Cierran el volumen «Dama de Jama» y «Dame la mano, Fetasa». «Dama de Jama» es un texto peculiar, heredero del surrealismo de Crimen, de Agustín Espinosa, aunque sin abandonar la localización rural que comparten todos los cuentos. Precisamente esta atmósfera surrealista dificulta por momentos la compresión de la trama, pero también brinda algunas de las imágenes y situaciones más interesantes del volumen. Los amantes de este movimiento vanguardista disfrutarán de esta propuesta, que viene aderezada, avisado queda, de cierto componente de horror corporal que puede desagradar a los lectores más sensibles. «Dame la mano, Fetasa» se estructura como un monólogo interior en el que un hombre lidia como un miedo primigenio atravesando la cornisa de un risco. En ese proceso, cumple el principio fetasiano formulado por Isaac de Vega de desligar su cuerpo por partes (de manera metafórica) para que su esencia renazca y conforme un nuevo yo. Cuento tan extraño como su título, en él se mencionan a Rafael Arozarena e Isaac de Vega, referenciando así una anécdota conocida: la vuelta a pie que realizaron ambos autores por todos los pueblos de la geografía de Tenerife.

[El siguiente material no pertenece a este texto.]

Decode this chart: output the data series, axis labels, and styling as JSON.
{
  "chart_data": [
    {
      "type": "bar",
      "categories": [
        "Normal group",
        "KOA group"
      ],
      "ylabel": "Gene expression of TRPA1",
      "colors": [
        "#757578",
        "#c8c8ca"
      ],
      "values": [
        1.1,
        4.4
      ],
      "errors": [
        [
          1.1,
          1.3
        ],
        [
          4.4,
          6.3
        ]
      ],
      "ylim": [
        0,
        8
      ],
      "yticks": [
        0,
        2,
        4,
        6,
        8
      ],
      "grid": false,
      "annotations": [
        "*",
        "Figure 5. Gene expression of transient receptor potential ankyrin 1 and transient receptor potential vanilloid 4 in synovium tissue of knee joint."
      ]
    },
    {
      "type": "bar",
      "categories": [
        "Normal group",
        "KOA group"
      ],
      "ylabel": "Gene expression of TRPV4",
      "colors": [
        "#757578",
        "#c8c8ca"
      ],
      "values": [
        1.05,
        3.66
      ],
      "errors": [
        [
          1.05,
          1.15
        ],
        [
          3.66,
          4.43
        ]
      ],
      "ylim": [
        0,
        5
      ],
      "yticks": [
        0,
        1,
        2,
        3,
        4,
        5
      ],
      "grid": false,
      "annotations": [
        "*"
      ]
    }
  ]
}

En su diario Salón de los pasos perdidos, Andrés Trapiello refiere que decidió titular como Las tradiciones (1982)a su segundo poemario a modo de protesta contra la ola vanguardista que en los ochenta renegaba de la tradición española. Algo parecido hace Ignacio Gaspar con su literatura: recoge el relevo del fetasianismo, como ya hicieron narradores como Víctor Álamo de la Rosa, y construye un universo ficcional que se funda en la literatura de su tierra. En unos tiempos posmodernistas en el que los clásicos son negados y se aboga por una literatura de consumo pretendidamente rompedora, un autor que no rehúye su tradición, sino que la abraza, es una rara avis, y como tal debe ser apreciado. Salón de África es una lectura idónea para entrar al universo sureño imaginado por Ignacio Gaspar, que es sin duda uno de los narradores canarios que posee una de las obras más singulares y personales de la actualidad.